Typical flow velocity profiles in the extraparenchymal pulmonary veins (PVs) demonstrate two major antegrade flow waves: a biphasic systolic wave (S), with S1 and S2 peaks and a monophasic early diastolic wave (D). Flow reversal during atrial systole (A) is common. There is agreement that the forward diastolic PV flow wave is caused by left ventricular relaxation with opening of the mitral valve. The origin of the PV systolic wave, however, remains a topic of debate. Some studies have suggested that the S wave is created by the relaxation of the left atrium and descent of the mitral valve plane. These studies have concluded that forces generated by the right ventricle (RV) have no effect on the S wave. Others suggest that the forward propagation of the right ventricular systolic pressure pulse is the major contributor to the S wave.


To determine whether any part of the systolic wave of PV flow is dependent on forces created by the right ventricle.


We assessed PV flow pattern, as obtained by cardiac MRI in 12 cases (39 pulmonary veins) with RV-independent pulmonary circulation (bidirectional cavopulmonary connection or Fontan circulation). Phase-contrast imaging of the PVs was performed on a 1.5-T MR scanner with velocity encoding set at 120 cm/s. We compared these flow patterns with those of a control group of ten children (15 pulmonary veins) who had RV-dependent pulmonary circulation and underwent CMR for other indications.
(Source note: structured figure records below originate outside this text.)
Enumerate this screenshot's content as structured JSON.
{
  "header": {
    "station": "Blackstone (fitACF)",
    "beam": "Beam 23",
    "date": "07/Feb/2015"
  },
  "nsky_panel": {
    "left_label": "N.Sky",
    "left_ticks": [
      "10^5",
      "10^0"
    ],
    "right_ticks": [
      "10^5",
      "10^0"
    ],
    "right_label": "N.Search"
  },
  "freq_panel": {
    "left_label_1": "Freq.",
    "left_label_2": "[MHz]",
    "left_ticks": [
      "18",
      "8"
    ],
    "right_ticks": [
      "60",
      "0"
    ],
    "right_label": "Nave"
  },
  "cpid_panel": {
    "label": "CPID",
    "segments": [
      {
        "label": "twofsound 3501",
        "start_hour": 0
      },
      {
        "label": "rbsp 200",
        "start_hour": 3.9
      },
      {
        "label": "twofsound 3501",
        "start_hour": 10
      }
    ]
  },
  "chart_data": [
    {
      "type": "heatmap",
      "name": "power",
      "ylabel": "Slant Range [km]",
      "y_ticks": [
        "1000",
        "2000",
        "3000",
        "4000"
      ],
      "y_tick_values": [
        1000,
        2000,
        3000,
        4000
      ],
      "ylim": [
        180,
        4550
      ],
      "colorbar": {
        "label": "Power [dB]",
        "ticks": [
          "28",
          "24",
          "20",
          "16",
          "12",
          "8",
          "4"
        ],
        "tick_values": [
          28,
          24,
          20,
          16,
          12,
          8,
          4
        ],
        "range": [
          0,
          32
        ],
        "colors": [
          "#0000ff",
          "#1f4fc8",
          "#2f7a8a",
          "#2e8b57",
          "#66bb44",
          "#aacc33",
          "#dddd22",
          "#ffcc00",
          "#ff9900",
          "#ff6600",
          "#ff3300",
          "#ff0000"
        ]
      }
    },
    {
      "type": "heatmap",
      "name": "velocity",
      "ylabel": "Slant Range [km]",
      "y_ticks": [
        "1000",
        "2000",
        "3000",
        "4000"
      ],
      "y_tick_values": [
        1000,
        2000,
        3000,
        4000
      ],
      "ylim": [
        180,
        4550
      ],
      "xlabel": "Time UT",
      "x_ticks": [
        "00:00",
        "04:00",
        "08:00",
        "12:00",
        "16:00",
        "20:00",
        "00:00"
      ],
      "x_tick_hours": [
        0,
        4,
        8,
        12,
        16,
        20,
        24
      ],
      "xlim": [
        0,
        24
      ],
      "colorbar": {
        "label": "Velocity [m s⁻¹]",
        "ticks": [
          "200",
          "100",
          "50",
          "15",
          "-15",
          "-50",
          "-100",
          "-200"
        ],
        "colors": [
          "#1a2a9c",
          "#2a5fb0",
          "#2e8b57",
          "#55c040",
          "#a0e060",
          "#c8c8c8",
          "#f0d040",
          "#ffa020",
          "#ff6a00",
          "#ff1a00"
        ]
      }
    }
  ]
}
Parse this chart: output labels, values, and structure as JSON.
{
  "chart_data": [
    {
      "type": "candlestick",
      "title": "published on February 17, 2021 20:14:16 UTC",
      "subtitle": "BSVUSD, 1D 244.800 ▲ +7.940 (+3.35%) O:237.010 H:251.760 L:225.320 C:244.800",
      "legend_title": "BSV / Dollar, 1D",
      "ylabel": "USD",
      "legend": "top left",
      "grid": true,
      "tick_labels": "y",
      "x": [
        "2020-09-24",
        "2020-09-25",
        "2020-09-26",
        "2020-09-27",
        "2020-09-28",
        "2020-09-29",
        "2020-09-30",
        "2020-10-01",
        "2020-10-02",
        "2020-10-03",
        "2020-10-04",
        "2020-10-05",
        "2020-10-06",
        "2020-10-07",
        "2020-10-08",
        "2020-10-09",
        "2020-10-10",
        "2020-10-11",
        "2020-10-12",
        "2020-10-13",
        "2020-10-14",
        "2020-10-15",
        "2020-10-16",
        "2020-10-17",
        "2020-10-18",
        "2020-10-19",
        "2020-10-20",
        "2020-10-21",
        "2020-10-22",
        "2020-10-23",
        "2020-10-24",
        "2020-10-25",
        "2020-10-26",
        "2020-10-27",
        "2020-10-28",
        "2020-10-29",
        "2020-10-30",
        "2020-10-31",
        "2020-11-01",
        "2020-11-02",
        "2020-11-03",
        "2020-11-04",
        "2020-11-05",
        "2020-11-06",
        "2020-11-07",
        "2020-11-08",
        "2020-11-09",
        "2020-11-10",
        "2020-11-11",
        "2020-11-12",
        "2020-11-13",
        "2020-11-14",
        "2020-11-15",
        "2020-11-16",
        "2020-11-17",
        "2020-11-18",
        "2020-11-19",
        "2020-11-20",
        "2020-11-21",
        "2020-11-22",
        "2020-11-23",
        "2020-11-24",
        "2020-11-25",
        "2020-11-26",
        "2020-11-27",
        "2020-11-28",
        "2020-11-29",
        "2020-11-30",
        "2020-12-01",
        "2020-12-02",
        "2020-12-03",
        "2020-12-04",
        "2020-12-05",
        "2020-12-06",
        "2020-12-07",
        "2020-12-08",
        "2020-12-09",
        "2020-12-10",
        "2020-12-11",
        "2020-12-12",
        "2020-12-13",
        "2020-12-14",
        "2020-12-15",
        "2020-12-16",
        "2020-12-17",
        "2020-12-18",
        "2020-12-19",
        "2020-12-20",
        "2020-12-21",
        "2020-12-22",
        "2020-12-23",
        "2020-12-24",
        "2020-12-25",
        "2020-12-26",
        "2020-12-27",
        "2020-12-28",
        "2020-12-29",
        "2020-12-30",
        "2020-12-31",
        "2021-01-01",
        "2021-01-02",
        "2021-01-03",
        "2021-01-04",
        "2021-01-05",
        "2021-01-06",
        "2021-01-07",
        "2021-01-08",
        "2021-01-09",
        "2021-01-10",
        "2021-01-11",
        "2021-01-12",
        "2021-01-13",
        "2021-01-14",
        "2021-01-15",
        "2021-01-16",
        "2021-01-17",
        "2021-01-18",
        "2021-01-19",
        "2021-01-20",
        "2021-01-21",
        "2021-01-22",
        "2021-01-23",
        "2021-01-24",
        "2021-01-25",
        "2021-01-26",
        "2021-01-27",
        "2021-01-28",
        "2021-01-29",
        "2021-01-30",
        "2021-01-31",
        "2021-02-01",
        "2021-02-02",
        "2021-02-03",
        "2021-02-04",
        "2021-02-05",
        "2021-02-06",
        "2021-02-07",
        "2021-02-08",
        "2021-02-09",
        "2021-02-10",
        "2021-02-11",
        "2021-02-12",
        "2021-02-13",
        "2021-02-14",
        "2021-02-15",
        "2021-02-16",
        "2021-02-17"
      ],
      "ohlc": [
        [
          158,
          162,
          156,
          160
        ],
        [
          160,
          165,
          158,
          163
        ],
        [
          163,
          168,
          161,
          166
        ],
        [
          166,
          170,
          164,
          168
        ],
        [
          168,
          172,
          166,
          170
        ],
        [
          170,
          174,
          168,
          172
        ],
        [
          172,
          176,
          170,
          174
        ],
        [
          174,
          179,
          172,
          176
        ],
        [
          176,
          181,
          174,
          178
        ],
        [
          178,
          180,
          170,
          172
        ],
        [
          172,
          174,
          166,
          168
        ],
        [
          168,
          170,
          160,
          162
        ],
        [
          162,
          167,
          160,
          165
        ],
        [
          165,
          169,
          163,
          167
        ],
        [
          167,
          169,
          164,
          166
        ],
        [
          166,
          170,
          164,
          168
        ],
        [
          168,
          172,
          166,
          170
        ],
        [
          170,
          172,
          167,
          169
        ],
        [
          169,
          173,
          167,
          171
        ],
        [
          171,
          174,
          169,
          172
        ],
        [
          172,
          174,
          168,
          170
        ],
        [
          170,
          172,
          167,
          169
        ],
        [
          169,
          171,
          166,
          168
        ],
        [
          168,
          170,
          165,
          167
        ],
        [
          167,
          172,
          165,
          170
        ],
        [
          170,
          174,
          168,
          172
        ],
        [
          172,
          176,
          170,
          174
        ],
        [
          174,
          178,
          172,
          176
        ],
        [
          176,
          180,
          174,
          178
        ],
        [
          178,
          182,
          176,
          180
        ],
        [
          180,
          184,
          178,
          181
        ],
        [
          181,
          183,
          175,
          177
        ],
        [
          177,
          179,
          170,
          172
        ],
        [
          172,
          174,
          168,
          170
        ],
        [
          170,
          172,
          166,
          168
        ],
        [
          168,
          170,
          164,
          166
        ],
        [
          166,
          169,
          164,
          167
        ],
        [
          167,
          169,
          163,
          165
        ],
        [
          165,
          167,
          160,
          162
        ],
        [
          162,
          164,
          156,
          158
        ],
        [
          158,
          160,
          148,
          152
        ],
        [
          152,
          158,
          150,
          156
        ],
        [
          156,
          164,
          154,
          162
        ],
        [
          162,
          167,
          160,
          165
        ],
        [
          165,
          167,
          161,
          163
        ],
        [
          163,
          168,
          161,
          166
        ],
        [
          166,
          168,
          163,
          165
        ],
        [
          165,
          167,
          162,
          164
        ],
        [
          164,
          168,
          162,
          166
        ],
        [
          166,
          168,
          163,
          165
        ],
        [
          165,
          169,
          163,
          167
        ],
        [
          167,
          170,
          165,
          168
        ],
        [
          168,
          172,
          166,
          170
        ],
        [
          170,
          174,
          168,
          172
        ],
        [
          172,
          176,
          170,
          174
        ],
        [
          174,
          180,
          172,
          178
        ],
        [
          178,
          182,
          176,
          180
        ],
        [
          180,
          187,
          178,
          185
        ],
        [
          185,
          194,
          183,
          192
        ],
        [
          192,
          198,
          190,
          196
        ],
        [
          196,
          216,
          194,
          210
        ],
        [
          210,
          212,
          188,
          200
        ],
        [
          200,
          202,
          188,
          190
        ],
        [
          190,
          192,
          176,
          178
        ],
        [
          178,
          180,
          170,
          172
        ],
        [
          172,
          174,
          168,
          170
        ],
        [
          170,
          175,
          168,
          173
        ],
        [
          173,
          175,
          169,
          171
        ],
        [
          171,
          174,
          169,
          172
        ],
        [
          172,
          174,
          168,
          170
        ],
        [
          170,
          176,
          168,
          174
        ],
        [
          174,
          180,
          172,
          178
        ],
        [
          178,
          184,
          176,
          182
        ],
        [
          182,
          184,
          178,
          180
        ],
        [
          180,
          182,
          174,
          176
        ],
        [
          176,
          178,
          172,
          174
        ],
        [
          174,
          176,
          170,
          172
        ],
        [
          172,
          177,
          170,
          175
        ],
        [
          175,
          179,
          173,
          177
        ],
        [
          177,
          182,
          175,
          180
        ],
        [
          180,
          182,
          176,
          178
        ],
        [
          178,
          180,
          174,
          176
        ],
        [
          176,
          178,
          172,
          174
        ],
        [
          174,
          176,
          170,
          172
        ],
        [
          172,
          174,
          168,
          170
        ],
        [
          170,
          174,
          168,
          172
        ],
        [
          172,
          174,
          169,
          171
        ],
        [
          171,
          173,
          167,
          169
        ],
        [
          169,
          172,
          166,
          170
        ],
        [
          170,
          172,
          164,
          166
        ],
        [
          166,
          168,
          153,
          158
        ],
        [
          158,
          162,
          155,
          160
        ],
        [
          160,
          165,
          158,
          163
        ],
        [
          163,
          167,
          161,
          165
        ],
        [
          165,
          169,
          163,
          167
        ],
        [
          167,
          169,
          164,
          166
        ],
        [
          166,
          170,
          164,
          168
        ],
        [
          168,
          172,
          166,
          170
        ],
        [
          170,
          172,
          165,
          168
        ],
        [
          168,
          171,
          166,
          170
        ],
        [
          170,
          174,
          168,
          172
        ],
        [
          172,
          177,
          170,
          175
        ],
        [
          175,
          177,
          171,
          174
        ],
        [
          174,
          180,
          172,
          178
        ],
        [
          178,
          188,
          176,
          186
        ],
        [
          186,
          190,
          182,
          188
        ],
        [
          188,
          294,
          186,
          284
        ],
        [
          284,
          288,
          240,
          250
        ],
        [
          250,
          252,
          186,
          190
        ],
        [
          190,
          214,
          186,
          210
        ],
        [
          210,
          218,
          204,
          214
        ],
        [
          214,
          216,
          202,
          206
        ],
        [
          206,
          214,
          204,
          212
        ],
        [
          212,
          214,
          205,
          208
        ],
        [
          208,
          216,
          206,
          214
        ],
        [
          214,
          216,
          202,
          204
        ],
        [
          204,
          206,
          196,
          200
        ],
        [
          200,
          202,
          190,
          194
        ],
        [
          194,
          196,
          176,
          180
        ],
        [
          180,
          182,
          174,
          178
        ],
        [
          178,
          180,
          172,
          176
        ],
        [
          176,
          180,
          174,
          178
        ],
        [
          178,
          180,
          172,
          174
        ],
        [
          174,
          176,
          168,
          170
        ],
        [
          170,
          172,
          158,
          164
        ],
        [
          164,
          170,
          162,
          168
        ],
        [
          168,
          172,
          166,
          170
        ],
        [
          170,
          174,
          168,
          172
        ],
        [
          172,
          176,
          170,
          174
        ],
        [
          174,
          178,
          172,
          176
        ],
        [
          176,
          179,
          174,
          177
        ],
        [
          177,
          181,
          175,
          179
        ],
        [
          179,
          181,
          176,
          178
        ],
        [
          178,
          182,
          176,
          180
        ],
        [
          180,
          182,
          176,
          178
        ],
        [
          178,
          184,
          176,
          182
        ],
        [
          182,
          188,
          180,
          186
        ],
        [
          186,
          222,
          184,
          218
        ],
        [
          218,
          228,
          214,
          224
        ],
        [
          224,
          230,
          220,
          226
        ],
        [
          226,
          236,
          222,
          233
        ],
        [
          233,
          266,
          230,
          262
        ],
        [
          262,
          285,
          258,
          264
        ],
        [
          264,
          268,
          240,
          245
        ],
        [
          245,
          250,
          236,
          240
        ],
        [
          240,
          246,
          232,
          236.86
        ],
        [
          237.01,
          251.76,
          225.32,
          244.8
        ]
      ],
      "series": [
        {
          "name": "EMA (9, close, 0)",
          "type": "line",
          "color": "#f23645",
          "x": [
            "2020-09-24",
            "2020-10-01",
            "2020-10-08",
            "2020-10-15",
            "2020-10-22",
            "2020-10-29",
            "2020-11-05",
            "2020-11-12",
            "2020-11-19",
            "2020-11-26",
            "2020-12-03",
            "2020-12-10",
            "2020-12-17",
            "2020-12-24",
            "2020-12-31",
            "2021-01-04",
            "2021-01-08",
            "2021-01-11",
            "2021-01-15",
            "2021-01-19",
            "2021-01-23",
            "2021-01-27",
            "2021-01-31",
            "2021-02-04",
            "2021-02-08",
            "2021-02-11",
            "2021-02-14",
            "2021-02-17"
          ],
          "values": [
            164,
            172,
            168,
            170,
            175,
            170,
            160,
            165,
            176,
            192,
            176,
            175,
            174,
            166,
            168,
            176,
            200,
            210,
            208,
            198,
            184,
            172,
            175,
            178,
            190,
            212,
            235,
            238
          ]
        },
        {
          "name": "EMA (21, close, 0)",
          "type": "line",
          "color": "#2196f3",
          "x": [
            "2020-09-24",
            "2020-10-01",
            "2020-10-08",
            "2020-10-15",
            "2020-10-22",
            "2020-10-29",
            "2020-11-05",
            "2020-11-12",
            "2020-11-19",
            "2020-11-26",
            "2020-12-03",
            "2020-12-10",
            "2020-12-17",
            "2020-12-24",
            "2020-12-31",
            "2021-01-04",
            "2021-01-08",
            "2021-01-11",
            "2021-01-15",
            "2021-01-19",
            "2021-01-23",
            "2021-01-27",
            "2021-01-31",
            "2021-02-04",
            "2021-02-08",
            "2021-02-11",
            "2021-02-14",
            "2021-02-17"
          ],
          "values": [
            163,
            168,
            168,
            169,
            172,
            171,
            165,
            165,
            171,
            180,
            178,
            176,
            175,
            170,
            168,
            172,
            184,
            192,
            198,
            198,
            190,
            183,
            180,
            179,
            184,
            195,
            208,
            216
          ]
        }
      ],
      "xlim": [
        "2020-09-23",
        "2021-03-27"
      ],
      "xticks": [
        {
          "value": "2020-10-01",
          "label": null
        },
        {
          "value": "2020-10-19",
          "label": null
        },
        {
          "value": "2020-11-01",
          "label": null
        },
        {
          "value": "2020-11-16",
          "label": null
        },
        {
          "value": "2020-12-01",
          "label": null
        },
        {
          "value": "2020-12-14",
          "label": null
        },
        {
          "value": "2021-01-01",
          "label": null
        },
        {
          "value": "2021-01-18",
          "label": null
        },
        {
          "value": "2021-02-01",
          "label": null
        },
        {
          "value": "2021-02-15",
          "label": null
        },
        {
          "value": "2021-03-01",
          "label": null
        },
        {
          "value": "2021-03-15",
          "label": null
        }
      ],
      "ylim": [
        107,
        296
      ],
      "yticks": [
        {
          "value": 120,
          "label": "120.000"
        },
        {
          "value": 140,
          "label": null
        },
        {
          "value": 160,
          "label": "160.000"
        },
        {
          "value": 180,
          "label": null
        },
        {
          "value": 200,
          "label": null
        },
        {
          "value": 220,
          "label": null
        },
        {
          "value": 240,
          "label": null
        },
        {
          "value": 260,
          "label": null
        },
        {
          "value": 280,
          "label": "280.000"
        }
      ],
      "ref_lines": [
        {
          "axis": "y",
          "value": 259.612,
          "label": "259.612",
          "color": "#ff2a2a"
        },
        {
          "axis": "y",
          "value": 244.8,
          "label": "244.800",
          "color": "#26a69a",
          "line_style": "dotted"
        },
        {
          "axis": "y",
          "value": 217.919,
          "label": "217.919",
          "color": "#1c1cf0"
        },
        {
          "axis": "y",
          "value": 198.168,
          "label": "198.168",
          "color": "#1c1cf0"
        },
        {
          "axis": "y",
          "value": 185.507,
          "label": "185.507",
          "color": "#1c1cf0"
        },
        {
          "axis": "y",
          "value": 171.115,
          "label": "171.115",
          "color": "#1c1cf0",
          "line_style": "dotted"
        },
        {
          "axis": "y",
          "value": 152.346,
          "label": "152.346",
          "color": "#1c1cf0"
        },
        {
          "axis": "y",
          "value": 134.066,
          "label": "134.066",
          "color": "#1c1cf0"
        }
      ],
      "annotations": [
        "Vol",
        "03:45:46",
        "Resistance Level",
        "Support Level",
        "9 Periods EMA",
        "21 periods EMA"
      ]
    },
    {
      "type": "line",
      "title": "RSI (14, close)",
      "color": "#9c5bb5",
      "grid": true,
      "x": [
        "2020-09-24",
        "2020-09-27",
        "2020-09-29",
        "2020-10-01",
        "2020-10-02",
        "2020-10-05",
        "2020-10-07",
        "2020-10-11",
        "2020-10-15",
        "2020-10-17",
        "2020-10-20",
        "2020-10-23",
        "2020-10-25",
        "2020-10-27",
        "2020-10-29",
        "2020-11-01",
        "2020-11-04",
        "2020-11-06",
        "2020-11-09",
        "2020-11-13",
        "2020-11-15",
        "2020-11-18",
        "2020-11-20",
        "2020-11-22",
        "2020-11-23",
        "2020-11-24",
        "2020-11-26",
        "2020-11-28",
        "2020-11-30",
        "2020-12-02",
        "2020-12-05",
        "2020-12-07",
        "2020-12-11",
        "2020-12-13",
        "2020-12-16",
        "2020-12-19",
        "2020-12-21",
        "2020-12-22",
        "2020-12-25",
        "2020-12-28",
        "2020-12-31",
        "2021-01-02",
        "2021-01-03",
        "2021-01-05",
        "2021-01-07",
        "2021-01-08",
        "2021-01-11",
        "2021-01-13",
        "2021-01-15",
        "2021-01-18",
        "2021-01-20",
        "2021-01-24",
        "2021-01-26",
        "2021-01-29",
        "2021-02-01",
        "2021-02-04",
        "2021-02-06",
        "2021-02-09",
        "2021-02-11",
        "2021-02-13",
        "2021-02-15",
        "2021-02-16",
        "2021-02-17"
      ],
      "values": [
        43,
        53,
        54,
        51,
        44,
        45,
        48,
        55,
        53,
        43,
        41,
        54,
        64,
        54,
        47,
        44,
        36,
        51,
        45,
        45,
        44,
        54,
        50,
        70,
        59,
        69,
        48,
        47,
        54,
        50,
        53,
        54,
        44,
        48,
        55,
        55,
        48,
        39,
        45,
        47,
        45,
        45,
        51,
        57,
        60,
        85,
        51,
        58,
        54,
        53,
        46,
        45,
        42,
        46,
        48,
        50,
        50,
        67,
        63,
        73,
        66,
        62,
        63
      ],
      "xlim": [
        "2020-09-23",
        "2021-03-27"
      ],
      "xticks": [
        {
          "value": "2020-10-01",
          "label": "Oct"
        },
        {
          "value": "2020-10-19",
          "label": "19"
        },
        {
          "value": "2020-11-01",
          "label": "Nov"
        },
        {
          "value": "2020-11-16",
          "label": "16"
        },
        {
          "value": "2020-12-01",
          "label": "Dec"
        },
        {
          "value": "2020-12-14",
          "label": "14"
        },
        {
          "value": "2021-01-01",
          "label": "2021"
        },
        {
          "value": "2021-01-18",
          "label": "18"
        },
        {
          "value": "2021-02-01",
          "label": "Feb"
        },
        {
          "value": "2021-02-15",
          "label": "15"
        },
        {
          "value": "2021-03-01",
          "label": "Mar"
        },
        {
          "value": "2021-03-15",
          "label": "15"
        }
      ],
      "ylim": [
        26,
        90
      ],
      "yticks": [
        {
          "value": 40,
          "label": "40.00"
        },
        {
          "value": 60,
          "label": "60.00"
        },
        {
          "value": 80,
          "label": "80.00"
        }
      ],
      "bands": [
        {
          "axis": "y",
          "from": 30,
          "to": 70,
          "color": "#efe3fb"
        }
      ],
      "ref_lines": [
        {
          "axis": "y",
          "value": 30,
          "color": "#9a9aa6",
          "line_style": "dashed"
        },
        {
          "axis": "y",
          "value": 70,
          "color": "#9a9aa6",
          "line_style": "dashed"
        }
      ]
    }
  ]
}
In all PVs of children with RV-independent pulmonary circulation the flow curves showed a single systolic peak in early systole (S1) with the S2 peak consistently absent. PV flow pattern in the control group consistently showed distinct early and late systolic peaks.


This study supports the concept that S2 is caused by forward propagation of the right ventricular systolic pressure pulse. It also demonstrates that the S1 is independent of the right ventricle.